L’Iran désormais libre de recentrer sa stratégie militaire
Mais la centralité de la normalisation irano-saoudienne dans la stratégie iranienne est éloquente. Pour la République islamique, la mise en sommeil de sa rivalité avec l’Arabie saoudite offrira non seulement une possible bouffée d’oxygène financière et économique, mais aussi tout le loisir de recentrer sa stratégie militaire et diplomatique sur l’éviction définitive des États-Unis du Moyen-Orient.
“Galvanisé par ce premier succès, l’Iran pourrait dès lors durcir sa stratégie extérieure – accélération du programme nucléaire multiplication d’attaques ciblées et autres opérations anti-occidentales, que ce soit en Syrie ou en Ukraine”
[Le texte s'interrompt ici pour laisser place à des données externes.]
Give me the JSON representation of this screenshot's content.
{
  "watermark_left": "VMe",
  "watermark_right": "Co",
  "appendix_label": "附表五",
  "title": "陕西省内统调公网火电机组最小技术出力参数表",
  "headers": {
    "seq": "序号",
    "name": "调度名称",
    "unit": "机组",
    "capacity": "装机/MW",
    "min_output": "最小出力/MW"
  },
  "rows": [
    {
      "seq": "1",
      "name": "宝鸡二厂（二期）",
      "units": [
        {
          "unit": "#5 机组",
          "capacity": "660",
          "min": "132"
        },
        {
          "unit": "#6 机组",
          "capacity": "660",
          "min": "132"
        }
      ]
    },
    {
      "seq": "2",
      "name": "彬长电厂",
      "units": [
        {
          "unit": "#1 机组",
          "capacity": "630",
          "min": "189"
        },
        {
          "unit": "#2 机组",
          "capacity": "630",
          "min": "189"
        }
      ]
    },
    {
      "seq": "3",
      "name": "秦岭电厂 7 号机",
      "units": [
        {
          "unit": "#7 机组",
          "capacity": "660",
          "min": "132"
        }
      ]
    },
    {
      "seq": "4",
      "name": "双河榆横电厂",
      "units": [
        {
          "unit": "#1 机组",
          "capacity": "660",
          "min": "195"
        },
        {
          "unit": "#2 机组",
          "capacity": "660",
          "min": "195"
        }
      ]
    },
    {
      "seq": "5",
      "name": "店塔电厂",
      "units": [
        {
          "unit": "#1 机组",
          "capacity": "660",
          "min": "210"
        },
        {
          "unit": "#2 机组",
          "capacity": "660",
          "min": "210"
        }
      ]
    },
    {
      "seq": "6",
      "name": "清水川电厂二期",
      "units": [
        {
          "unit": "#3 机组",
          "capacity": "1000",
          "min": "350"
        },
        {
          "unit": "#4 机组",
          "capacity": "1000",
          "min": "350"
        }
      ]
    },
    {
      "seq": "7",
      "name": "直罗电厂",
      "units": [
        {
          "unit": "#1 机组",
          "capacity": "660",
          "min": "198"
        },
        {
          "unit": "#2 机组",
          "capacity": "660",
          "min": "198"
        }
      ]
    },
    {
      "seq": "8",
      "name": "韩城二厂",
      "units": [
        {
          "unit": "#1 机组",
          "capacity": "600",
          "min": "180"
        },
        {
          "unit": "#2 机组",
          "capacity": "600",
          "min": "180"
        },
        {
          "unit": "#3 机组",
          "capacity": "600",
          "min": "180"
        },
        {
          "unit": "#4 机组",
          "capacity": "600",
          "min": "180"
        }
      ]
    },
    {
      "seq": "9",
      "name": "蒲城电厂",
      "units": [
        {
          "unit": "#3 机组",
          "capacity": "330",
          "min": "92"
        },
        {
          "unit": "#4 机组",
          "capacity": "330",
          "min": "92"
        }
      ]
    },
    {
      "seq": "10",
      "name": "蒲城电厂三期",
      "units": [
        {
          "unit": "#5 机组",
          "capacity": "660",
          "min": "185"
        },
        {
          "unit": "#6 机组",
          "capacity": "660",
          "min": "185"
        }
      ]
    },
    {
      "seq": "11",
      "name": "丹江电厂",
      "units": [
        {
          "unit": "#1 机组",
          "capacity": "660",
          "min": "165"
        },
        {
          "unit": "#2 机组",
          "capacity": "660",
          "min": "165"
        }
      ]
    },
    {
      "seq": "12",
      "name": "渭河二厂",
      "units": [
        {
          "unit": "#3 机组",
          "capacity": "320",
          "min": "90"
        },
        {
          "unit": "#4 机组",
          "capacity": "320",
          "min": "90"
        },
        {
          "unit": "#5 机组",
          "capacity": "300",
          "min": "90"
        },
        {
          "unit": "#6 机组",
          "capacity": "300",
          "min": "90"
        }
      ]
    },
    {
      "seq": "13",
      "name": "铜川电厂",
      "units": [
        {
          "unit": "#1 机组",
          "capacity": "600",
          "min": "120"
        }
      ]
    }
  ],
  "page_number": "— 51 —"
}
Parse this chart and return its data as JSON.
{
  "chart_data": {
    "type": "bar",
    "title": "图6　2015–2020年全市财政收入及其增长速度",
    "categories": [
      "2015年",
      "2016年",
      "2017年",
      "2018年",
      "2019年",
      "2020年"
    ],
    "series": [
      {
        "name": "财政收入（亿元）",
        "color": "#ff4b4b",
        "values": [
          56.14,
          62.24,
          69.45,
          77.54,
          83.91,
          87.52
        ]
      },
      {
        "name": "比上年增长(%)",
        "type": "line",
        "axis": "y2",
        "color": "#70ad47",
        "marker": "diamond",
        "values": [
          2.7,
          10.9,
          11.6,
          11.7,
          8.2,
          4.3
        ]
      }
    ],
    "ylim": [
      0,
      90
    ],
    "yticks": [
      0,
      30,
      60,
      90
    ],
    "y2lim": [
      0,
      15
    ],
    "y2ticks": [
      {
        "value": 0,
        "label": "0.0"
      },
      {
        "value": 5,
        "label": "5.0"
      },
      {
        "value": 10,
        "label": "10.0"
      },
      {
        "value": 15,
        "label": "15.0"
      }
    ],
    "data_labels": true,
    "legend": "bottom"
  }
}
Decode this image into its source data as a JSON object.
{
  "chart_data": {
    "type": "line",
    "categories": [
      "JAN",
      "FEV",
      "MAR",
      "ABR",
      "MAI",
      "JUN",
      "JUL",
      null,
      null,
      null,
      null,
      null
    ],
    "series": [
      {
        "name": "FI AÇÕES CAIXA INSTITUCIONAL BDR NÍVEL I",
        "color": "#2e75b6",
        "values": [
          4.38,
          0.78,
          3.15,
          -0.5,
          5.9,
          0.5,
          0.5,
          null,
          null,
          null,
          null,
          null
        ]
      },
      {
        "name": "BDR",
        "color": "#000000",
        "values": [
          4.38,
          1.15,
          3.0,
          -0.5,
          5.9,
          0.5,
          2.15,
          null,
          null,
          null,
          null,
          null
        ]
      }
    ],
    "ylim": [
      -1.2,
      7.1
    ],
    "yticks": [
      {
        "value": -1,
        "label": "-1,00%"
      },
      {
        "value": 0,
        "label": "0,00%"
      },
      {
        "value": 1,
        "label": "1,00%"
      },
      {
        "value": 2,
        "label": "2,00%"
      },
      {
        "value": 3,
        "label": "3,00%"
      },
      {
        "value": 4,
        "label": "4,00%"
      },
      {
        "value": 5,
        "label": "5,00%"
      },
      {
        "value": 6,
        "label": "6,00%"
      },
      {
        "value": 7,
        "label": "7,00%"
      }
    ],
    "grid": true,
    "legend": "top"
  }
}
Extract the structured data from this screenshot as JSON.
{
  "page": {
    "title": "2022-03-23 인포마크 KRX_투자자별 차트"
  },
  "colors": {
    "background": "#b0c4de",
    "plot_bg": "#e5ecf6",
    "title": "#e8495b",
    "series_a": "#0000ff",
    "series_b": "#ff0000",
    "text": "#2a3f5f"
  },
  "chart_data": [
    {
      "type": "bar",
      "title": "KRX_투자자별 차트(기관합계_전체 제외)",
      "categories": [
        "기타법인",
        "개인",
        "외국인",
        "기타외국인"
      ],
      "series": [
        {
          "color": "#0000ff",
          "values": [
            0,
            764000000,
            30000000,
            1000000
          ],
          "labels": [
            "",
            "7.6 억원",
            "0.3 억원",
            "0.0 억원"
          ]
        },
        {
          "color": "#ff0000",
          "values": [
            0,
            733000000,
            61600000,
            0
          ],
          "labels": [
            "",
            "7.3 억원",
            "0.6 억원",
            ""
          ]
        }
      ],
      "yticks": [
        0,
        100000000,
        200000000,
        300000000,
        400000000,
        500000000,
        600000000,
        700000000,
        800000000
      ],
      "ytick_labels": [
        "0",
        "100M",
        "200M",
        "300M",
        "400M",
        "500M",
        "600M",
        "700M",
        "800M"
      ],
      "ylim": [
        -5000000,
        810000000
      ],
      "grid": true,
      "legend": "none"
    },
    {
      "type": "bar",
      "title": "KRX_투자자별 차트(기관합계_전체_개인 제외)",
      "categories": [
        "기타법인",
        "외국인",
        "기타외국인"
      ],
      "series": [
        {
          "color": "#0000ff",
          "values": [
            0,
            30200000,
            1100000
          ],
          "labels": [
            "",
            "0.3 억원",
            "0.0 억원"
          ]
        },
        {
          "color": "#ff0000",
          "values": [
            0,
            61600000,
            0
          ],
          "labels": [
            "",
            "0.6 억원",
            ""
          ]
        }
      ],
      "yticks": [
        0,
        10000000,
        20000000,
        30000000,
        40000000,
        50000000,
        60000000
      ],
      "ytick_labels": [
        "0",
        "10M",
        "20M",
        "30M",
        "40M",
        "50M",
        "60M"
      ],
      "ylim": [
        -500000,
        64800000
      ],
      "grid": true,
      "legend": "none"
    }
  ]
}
En se réconciliant avec la première puissance économique arabe de la région, l’Iran a potentiellement découragé ses voisins arabes de normaliser leurs relations avec Israël. C’est là un double coup critique porté à la fois à l’État hébreu, aujourd’hui très isolé, et aux intérêts américains. Galvanisé par ce premier succès, l’Iran pourrait dès lors durcir sa stratégie extérieure – accélération du programme nucléaire (surtout en l’absence d’accord contraignant), multiplication d’attaques ciblées et autres opérations anti-occidentales, que ce soit en Syrie ou en Ukraine, ou même sur d’autres terrains d’opérations où le recul occidental est déjà manifeste et où la Russie impose son influence, comme en Afrique.
Un nouveau champ des possibles anti-occidentaux
C’est enfin le renforcement d’alternatives politiques et économiques aux institutions internationales occidentales, comme l’Organisation de coopération de Shanghai, le recours à d’autres monnaies que le dollar pour les transactions, ou encore la multiplication d’alliances avec d’autres pays ostracisés et sous sanctions américaines, qui doivent contribuer à l’émergence de ce nouvel ordre multipolaire souhaité par le régime iranien. La nature ayant horreur du vide, le recul de plus en plus manifeste des Occidentaux du Moyen-Orient ces dernières années a grandement favorisé l’émergence de cet axe anti-occidental, qui accélère aujourd’hui sa montée en puissance. L’isolationnisme ne saurait donc répondre à cette problématique majeure, dont ni les États-Unis ni les Européens ne semblent pour l’heure mesurer l’ampleur ni la gravité.
Par Ardavan Amir-Aslani.
Paru dans Le Nouvel Economiste du 12/04/2023.